Here you can check the working code

<?php
$con=mysqli_connect($servername,$username,$password,$databasename);
if (mysqli_connect_errno())
{
echo "Connection Error" . mysqli_connect_error();
}
$query = "SELECT * FROM TableName";
$result = mysqli_query($con,$query);
$querydata = array();
while($data = mysqli_fetch_array($result)) {
$querydata[] = $data;
}
echo json_encode($querydata);
mysqli_close($con);
?>

Upvotes: 0

Josef Kufner
Josef Kufner

Reputation: 2989

First, use PDO only. No mysql_* functions.

Then your code should look like this:

$pdo = new PDO('mysql:host=...', 'username', 'password', [
        PDO::ATTR_ERRMODE => PDO::ERRMODE_EXCEPTION
    ]);
$result = $pdo->query('SELECT DisplayName, StreamKey FROM ...');
$rows = $result->fetchAll(PDO::FETCH_ASSOC);
header('Content-Type: application/json;charset=utf-8');
echo json_encode(['streamers' => $rows],
        JSON_PRETTY_PRINT | JSON_UNESCAPED_SLASHES | JSON_NUMERIC_CHECK);

The PDO::ERRMODE_EXCEPTION sets PDO to throw all errors as exceptions, so they can be handled in an easy and consistent way.

The PDO::FETCH_ASSOC sets fetchAll() to return rows as arrays where column names are used as array keys.

The json_encode() will take care of producing a valid JSON output. Since you are not embedding JSON into HTML, there is no need for escaped slashes and we will make it nicely indented for easier debugging.

Upvotes: 2

Louis Durand
Louis Durand

Reputation: 335

So as I said in a comment, the problem is probably that "$row" is not initialized. It should probably be:

while($row=mysql_fetch_array($result))

Also, you used mysql_ functions which are not compatible with PDO. You should do your request using $db->query.

As you asked for suggestions, I may give you a trick that I use.

I think that it's a lot of code for just retrieving a table that is basically the content of the result of your query (in $result). And I guess you have similar code for almost every request. So what I do in general is that I build a generic function called extractResult that directly makes an array of lines from the result of a query.

Here is the function:

/**
* Extract a php array from the result of a db query.
* This result can be directly parsed in JSON for instance.
*/
function extractResult($res) {
    $arr = array();
    while($line = $res->fetch()) {
        $count = count($line)/2;
        for ($i=0; $i<$count; $i++) {
            unset($line[$i]);
        }
        array_push($arr, $line);
    }
    return $arr;
}

Note: the for loop with the "unset" is made to remove the entries with digits.
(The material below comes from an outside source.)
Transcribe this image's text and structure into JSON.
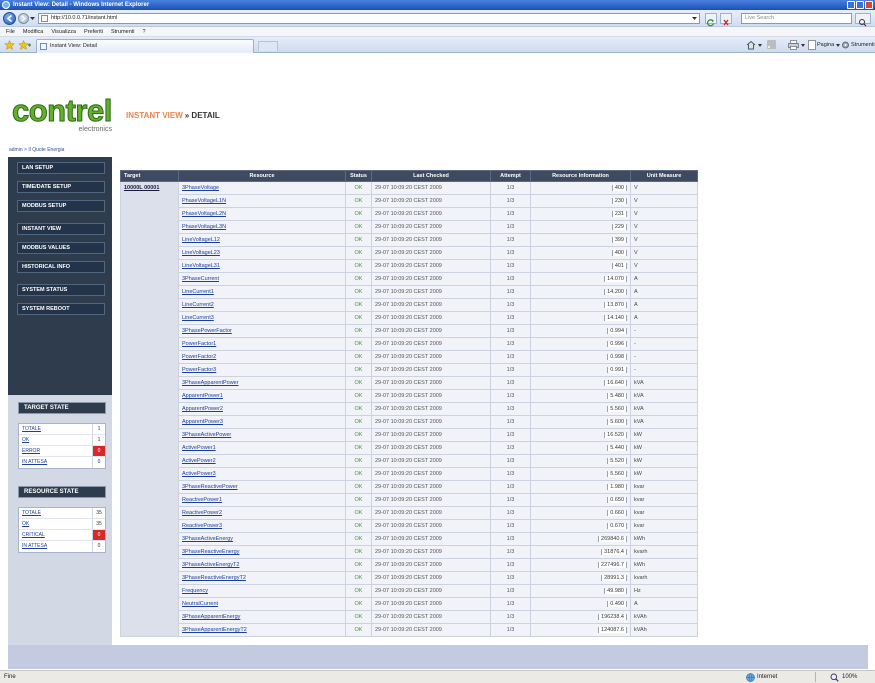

What's returned by a fetch is something like this:

Array("DisplayName" => "Loulou", 0 =>"Loulou", "StreamKey" => 12, 1 => 12)

So it removes the numerical duplicates.

So you could use it like this and your code becomes way lighter:

<?php

header('Content-type:application/json;charset=utf-8');

//Make connection to database
$db=new PDO('mysql:dbname=streamdb;host=localhost;','root','');  

// Check connection
if ($db->connect_error) {
    die("Connection failed: " . $db->connect_error);
} 
echo "Connected successfully";

$result=$db->query('select display_name AS DisplayName, stream_key AS StreamKey from maintable');

$response = array();
$response['streamers'] = extractResult($result);

echo json_encode($response);

?>

Note that you have to specify the columns name that you want directly in the request! :)

Don't know if it's nteresting, but I always use this trick so building JSON from DB is so much easier and lighter. :) Good luck.